Three Little Letters
Posted by Daniel Lyons Fri, 14 Sep 2007 06:15:00 GMT
Someone on Reddit shared the most cogent summary of DHH’s philosophy. Love him or hate him, he deserves most of the credit for Rails (and indirectly much of the recent furor over DSLs), and understanding him will get you far in understanding those things. He’s also a Web 2.0 personality of no small importance.
It must be very gratifying to be David Heinemeier Hansson. After all, he’s entered that quite small group of people in the programming world who are known by their very own TLA. Designers and programmers of various stripes regard him very highly. Of course, this has only happened to three or four other geeks in all of time: ESR, RMS, DJB, and maybe EWD. In short, it only happens to blowhards.
DHH is a blowhard and you know it. 37signals’ products tend to be so “opinionated” as to be anti-user. Lots of people have walked away from Basecamp because part of having “vision” is apparently knowing and understanding your tool so well that no customer—no matter how much they use your tool—can possibly have a suggestion for you that you should even bother responding to with anything less than total contempt. Want some proof? There’s even a hilarious parody of 37signals’ blog.
Without a bunch of highlighter, let’s skip to the point: Lots of companies achieve success, make a blog, and rant about their awesome formula. Lots of fans arrive, read the blog, and start to copy the formula. You shouldn’t, though, because mixed in with “good” companies are bad companies with crap products. They’re just as successful. DHH believes that his formula is perfect and it’ll work for everyone, but he has no way to know which parts of his formula are brilliant and which parts are bullshit. If you start your company ready to say “fuck you” to the users, well, you might be successful, but you might not.
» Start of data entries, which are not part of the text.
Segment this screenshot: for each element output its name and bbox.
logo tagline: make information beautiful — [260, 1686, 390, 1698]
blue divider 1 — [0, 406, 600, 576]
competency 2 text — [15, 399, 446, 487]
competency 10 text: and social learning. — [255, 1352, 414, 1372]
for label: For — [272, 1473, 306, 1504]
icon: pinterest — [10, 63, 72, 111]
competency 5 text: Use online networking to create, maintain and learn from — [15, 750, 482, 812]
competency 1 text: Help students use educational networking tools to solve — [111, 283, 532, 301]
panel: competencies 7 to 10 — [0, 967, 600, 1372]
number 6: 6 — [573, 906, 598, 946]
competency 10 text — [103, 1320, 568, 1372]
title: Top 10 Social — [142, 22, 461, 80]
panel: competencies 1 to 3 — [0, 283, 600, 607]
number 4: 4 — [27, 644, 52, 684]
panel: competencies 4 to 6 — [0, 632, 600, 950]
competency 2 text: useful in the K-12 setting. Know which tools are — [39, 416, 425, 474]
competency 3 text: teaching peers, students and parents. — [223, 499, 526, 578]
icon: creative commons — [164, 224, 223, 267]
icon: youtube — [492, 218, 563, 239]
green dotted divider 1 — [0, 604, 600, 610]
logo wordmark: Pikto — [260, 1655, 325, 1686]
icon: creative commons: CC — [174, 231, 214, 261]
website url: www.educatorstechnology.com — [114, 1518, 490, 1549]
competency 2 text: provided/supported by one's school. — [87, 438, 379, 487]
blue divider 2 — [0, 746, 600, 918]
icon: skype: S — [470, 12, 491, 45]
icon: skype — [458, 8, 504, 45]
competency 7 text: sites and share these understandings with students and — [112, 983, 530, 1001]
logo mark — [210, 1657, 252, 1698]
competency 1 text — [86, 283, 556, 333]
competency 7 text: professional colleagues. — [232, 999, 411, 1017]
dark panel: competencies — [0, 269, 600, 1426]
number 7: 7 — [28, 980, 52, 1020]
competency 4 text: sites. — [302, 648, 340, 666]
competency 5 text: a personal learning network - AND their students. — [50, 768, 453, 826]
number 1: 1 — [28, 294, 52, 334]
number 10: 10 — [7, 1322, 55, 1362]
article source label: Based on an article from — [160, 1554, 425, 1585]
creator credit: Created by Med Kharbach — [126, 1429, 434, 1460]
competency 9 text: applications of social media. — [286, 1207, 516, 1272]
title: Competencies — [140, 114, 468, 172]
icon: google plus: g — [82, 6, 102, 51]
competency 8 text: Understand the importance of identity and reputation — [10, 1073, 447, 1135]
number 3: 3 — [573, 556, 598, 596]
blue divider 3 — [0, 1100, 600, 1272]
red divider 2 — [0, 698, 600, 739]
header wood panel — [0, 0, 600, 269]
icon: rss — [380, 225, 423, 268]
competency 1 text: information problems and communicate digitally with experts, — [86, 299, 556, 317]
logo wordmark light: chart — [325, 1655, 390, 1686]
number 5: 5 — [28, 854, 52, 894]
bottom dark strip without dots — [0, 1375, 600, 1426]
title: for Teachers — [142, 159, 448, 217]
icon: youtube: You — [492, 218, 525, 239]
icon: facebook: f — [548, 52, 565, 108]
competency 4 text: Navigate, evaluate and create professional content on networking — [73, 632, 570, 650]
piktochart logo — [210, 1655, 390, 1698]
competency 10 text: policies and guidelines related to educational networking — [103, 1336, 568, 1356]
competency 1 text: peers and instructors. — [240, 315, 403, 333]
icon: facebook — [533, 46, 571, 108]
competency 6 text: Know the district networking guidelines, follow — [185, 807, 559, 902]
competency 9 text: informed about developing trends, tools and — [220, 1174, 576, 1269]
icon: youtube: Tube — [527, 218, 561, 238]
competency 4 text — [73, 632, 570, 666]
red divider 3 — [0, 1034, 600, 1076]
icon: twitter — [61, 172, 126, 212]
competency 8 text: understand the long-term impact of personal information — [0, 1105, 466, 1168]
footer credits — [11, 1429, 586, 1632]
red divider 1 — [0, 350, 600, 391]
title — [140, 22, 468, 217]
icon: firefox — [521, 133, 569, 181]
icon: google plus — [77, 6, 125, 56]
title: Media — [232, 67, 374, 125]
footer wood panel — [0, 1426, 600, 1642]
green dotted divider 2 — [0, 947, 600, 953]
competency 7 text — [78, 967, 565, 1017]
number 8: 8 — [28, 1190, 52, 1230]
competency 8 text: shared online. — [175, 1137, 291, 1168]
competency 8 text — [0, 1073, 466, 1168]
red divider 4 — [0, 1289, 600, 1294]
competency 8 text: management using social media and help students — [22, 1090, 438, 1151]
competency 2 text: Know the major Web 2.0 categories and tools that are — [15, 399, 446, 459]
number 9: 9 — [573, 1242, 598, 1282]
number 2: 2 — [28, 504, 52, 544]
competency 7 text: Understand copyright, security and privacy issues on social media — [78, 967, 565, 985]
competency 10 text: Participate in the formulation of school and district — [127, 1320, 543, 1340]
I’m really glad someone as surly as myself managed to start a company and get invited to talks to put up slides that say “fuck you” on them. Really. It makes me feel really good about myself. The cult behavior is what’s pissing me off. Hating users is not a road to success. It’s an obstacle to success that, in DHH’s case, was apparently not enough of one to stop it from happening.
37signals used to have a great page comparing the cost of Basecamp to their competitors. The competition, if they’re still around at all, was charging hundreds or thousands of dollars for comparable or less functionality with really bad UI. Basecamp showed up and for $20 you could use it and it was easy. Might the real take-away here be the oldie-but-goodie “find a niche and fill it?” Do I need to point out the utterly missing runaway success with their other programs, largely warmed-over versions of Basecamp with different UIs? Does anybody really use Backpack? I’m sure twenty people will show up to point out that they do, but it’s hardly the millions who are using Basecamp. Campfire? Writeboard? Please.
So let’s be serious. They’re a one-hit wonder and their success has everything to do with capitalism and nothing to do with their cult of personality. That may sound depressing, but it should be liberating. You don’t need to drink any kool-aid. You just need to find a niche and fill it. You can be the biggest asshole in the world, and you’ll still get stinking rich. If you play your cards right, you too can be reduced to just three little letters.
Just be sure to give DKL some the credit when that happens.
Edit: comments are closed. Please see my commenting policy, my response to another troll on Reddit, and think about why you wanted to waste your time insulting someone on their blog when you could just get one of your own. Thank you.

Hey Daniel – This made my morning! I thought this was going to be just another 37s bj piece – but no.
It’s good to know I’m not alone in my opinion of DHH.
-SNH
Thanks, exactly. A framework never was the driver behind commercial success. A market is.
Sadly Paul thinks the same about the correlation of Lisp/Success as DHH does for Rails/Success.
Peace
-stephan
— Stephan Schmidt :: stephan@reposita.org Reposita Open Source – Monitor your software development http://www.reposita.org Blog at http://stephan.reposita.org – No signal. No noise.
You seem to forget about Be’s penchant for TLNs. jlg (Jean-Louis Gassee), dir (Douglas Irving Repetto) that one girl from OSNews whose name I forget.
Hmm. This might have just proven your point.
Stephan, I think productivity and tools matter. Paul claims LIsp gave them advantage over competition in productivity – they were able to do things faster and probably better. Rails case might be quite similar, but I personally think that Basecamp etc. are “just” better (UI, functionality) than competing products.